Yang described it as learning how to “coordinate and utilise global resources and local resources.”
In practice, it means deciding where machines are built, where parts come from, and how to reduce reliance on long cross-border supply chains that are getting harder to manage.
XCMG is no longer treating overseas markets as destinations for Chinese-built equipment. It is treating them as places where industrial capacity has to exist in its own right.
60% international revenue
On paper, the target of 60% international revenue by 2030 looks like a standard growth ambition. In reality, it is doing more work than that.
China’s construction equipment cycle has historically been volatile—periods of rapid expansion followed by sharp slowdowns. Increasing overseas exposure is partly a way of smoothing domestic volatility.
“We need to hedge the risk of domestic fluctuations in the overseas market,” Yang said.
That kind of geographic balancing act is common among global manufacturers. What is less common is how far XCMG still has to go to reach it. Few Chinese peers in the sector have achieved that level of international diversification at scale.
If it succeeds, the company will look less like a national champion with exports and more like a distributed industrial group with multiple centres of gravity.
Betting on intelligence
XCMG is also betting on a technological shift. The company expects AI to play a growing role in construction equipment, with machines becoming increasingly autonomous over the coming years.
AI is already being deployed in XCMG’s factories, where automation and digital production systems are helping improve efficiency, consistency and cost competitiveness.
The message from Yang was clear enough: this is not an experiment sitting alongside the core business. It is becoming part of the core business.
Buying capabilities, not competitors
That shift is also changing how XCMG thinks about acquisitions.
In the past, the company’s growth was driven largely from within. That model is now being stretched.
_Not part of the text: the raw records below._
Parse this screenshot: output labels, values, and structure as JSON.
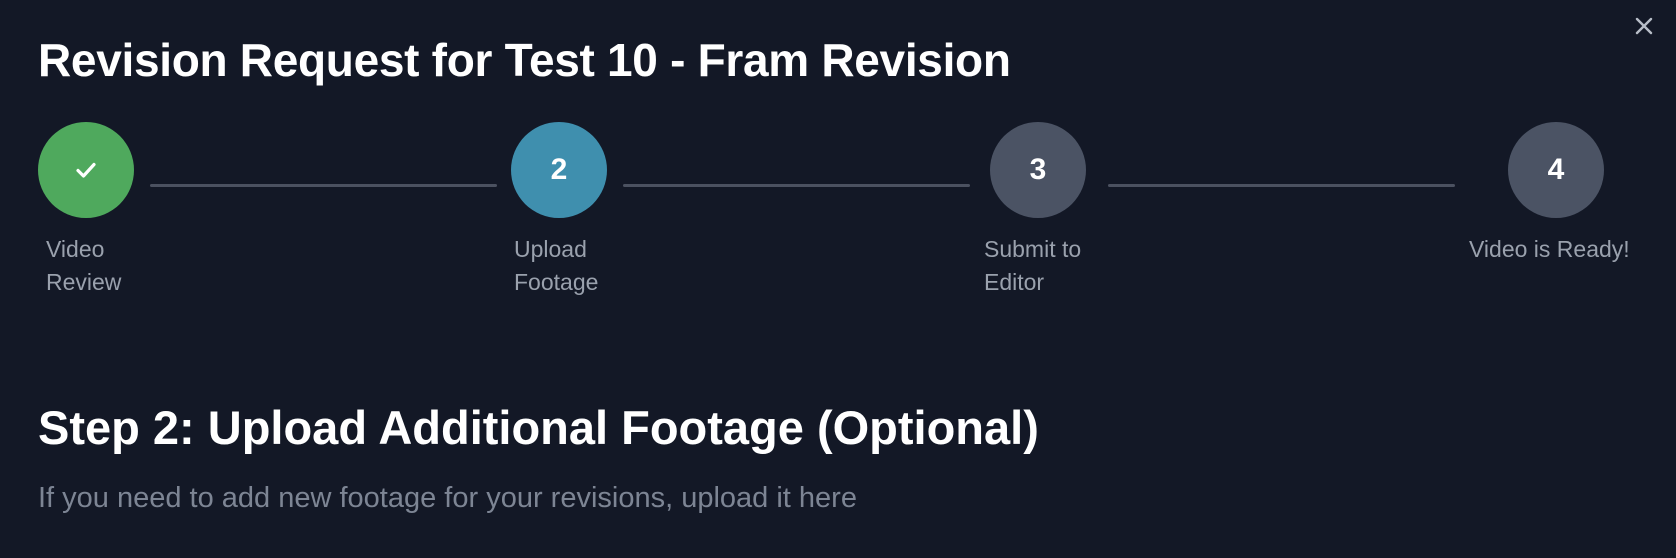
{
  "modal": {
    "title": "Revision Request for Test 10 - Fram Revision",
    "close_icon": "close-icon"
  },
  "stepper": {
    "steps": [
      {
        "number": "",
        "icon": "checkmark-icon",
        "label_line1": "Video",
        "label_line2": "Review",
        "status": "completed"
      },
      {
        "number": "2",
        "label_line1": "Upload",
        "label_line2": "Footage",
        "status": "active"
      },
      {
        "number": "3",
        "label_line1": "Submit to",
        "label_line2": "Editor",
        "status": "pending"
      },
      {
        "number": "4",
        "label_line1": "Video is Ready!",
        "label_line2": "",
        "status": "pending"
      }
    ]
  },
  "section": {
    "heading": "Step 2: Upload Additional Footage (Optional)",
    "description": "If you need to add new footage for your revisions, upload it here"
  },
  "colors": {
    "background": "#131826",
    "completed": "#4fa95d",
    "active": "#3f8fae",
    "pending": "#4b5364",
    "connector": "#4b5160",
    "label": "#9aa1ad",
    "muted_text": "#7d8594"
  }
}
But rather than pursuing traditional consolidation in the sector, XCMG is looking elsewhere.
Instead of buying rival equipment makers, it is more interested in companies working on software, autonomy, electrification, digital hydraulics and related technologies.
In other words, the value is no longer assumed to sit primarily in manufacturing scale. It is increasingly expected to sit in systems, intelligence, and integration.
For a company built on heavy machinery, that is a notable repositioning. It suggests XCMG sees its future less as a producer of equipment and more as a platform for industrial technology.
A bigger ambition than rankings
The gathering in Xuzhou projected confidence, but the bigger story is XCMG’s strategy. The company is moving beyond exports and rankings, focusing on global manufacturing, local operations, and technology-led growth.
Whether it reaches the 60% international revenue target is an open question. So is how quickly construction equipment can realistically absorb the kind of autonomy and intelligence Yang describes.
But the company is already making a different kind of bet. The rise to third place in the global rankings is not being treated as a finish line. It is being treated as the point at which the real test begins.